The idea of the “carte vitale” may have taken some inspiration from the emerging biometric payment cards that have begun to see rollouts around the world. These cards generally feature an embedded fingerprint sensor that is used to scan the cardholder during a transaction, enabling authentication even for contactless transactions.
France has been something of a hotbed for this FinTech innovation, with Crédit Agricole France having launched biometric Mastercards last year.

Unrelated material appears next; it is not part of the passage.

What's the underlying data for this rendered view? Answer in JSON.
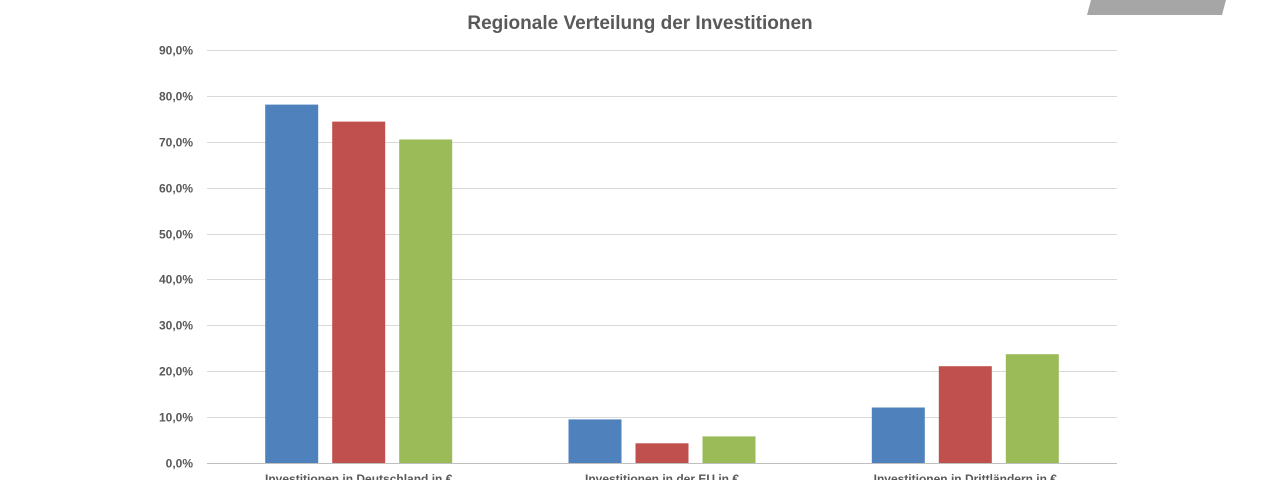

Whatever the technological inspiration, France’s proposed carte vitale offers an interesting contrast to the emergence of biometric patient identification in America. The latter has seen various healthcare providers embrace such solutions in an effort to reduce administrative costs and improve patient care. They have done so of their own accord, whereas France’s legislation comes from the top-down, and is aimed primarily at eliminating fraud in the country’s socialized healthcare system.
The Local reports that the biometric health card amendment was put forward by right-wing senators who said its inclusion was a condition of their support for the larger bill. Their concern in doing so was to eradicate healthcare fraud; their proposal would link the health card to a cardholder’s bank account, with healthcare costs reimbursed automatically.
The aid package was approved by the French National Assembly today, and in theory the biometric health card program will begin this fall. In the meantime, many questions remain. At least 65 million health cards will need to be replaced and healthcare professionals will need to be equipped with the technology to accept the biometric cards. A vendor for the cards themselves will need to be selected.
It seems that all of this is going to need to be sorted out pretty quickly, and France will soon offer an example, for better or worse, of what a nationally-mandated biometric patient ID system will look like.